Parents have almost no faith in the regular school system in Korea, and part of it’s justified. Classes are crammed - 40-50 students in each classroom, many with no air conditioning in the summer and inadequate heating in the winter (although of course, the elite private schools have all these things). Teachers are overwhelmed and discouraged by the fact that kids sleep through class (because they’ve been up all night doing homework for their cram schools). Cram schools attract smarter teachers because they pay better. It’s all rather depressing.
I used to teach at a hagwon and currently teach at an English Village. Hagwons make all sorts of pragmatic approaches to sell seats to children of the middle and working classes; a lot of them are in dingy second- and third-floor walk-ups and are far from elite (This sort of school typically has no native English speakers on staff, which is sort of like having an American guy coaching your American daughter in skating/gymnastics). Our English Village naturally grabs all the rich kids it can, but for the sake of putting butts in seats and meeting payroll, we market aggressively to working-class families for a second-tier program or a shorter stay at dramatically reduced prices.
I wish the kids could bring their laptops from home; it would make some of these classes a lot easier to teach. I’m sure concerns about “computer addiction” play into the reason they don’t do it (at least judging from the way these kids swarm hungrily around my MacBook and iPad). Korea is a country with two cable channels dedicated to “World of Warcraft,” so I hope nobody’s counting on me to stem the tide of gamer addiction.

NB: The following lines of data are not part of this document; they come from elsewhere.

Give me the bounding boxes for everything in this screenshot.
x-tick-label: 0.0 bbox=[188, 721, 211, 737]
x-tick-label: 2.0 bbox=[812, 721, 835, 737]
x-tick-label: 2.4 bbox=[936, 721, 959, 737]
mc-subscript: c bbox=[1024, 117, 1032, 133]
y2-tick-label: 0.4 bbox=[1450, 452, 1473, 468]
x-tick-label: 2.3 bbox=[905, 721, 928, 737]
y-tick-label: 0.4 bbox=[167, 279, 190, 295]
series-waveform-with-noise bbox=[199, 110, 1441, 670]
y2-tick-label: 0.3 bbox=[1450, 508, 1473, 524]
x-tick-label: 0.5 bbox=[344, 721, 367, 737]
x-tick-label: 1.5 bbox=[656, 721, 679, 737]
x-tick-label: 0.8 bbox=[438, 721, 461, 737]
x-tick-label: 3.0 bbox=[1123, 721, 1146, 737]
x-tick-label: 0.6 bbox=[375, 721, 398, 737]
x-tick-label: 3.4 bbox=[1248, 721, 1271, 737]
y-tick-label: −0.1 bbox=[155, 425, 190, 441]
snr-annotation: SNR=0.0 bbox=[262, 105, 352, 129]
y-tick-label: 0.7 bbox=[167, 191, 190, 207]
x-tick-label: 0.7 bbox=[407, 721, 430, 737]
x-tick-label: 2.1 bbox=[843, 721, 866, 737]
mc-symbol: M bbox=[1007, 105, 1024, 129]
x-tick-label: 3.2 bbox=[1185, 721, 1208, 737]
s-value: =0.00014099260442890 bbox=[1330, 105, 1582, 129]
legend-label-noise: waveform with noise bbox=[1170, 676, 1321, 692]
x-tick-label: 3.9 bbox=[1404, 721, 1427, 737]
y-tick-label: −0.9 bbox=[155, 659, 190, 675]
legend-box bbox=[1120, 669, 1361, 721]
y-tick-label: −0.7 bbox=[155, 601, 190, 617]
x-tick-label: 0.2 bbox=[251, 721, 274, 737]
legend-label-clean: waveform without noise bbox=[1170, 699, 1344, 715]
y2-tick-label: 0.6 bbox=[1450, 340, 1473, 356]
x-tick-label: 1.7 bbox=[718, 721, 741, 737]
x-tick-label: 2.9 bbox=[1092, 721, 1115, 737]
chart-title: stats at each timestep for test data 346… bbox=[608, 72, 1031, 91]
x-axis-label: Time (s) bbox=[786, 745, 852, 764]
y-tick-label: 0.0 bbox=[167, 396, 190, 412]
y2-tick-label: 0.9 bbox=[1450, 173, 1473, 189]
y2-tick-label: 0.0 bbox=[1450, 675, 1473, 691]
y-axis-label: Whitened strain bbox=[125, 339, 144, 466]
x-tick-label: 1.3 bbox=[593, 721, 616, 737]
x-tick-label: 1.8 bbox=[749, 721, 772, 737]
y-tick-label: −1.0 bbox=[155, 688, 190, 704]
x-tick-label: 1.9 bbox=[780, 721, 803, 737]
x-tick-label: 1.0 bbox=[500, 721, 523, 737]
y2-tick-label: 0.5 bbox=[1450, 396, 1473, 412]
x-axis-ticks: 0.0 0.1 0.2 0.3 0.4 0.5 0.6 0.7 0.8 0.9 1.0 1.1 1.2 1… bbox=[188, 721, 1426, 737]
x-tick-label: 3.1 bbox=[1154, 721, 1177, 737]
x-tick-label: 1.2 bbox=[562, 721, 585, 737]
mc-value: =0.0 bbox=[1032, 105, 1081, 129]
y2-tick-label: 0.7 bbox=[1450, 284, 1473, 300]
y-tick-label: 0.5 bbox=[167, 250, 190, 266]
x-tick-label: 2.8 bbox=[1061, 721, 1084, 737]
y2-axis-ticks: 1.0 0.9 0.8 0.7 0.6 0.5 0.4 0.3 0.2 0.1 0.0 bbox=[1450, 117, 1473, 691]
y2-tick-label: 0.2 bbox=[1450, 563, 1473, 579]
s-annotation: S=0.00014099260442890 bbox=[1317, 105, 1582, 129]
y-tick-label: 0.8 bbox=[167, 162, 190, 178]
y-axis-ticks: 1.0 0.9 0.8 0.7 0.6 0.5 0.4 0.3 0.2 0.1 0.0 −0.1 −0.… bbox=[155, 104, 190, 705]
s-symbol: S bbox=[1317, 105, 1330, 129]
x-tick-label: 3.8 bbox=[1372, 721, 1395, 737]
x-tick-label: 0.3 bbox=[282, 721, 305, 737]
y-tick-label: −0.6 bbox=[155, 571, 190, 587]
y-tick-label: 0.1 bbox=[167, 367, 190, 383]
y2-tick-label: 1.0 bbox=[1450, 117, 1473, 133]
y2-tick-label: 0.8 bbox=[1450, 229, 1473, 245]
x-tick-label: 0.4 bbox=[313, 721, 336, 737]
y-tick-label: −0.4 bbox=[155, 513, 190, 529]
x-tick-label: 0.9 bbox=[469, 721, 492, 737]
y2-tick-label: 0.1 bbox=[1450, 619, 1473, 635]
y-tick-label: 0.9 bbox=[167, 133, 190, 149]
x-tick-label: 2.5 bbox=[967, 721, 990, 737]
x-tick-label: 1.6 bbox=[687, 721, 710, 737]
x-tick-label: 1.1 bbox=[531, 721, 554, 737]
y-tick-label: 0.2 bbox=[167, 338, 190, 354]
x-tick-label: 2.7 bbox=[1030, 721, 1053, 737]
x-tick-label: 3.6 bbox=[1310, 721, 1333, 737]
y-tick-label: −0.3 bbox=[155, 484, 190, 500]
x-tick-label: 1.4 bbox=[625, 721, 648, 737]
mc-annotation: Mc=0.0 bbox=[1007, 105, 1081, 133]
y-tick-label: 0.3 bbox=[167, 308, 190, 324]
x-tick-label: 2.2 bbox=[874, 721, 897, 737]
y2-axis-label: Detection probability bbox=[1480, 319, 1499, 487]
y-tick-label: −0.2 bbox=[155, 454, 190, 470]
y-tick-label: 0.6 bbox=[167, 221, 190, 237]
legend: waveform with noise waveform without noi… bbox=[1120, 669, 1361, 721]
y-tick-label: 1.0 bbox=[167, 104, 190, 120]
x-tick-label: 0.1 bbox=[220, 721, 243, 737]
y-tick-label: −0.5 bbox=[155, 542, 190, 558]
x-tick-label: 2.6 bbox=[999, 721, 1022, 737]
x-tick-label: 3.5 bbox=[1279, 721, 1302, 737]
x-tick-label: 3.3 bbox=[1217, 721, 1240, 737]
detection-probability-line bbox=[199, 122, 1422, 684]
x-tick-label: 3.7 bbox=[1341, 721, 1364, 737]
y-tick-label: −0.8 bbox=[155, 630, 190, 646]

Must be the differences between the two countries (I’ve always gotten the impression that Korea is a bit like Japan was a couple decades ago on this). My points were based on my experience as a public school junior high school teacher and as a private tutor. Every year there were a few students that decided not to go on to high school. (They actually really had the teachers over a barrel when it came to discipline since there was nothing the teachers could threaten them with.) The grandson of an elderly woman I tutor in English got into one of the best junior high schools in Japan and just doesn’t have time for a cram school. They’re working him to the bone… apparently the school teaches the junior high school and high school curriculums in 5 years instead of 6 and spends the last year prepping the kids for college entrance exams.
I included that point based upon the experience of the best student I remember teaching. She go into the best (public) high school in the prefecture and then went on to Waseda University. When I asked her if she’d ever had a tutor and attended a cram school, she said no. The family had enough money to afford one, so I assumed that she just hadn’t needed it.
This is true for Japan as well (although perhaps not to the same extremes). Something that shocked me as a teacher was that many of my students spent their time in cram school going over the same stuff that they’d cover in school rather than supplementary material. So the kids would sleep during the day at school because they’d already done that lesson. It made the whole thing seem like a grossly inefficient waste of everyone’s time.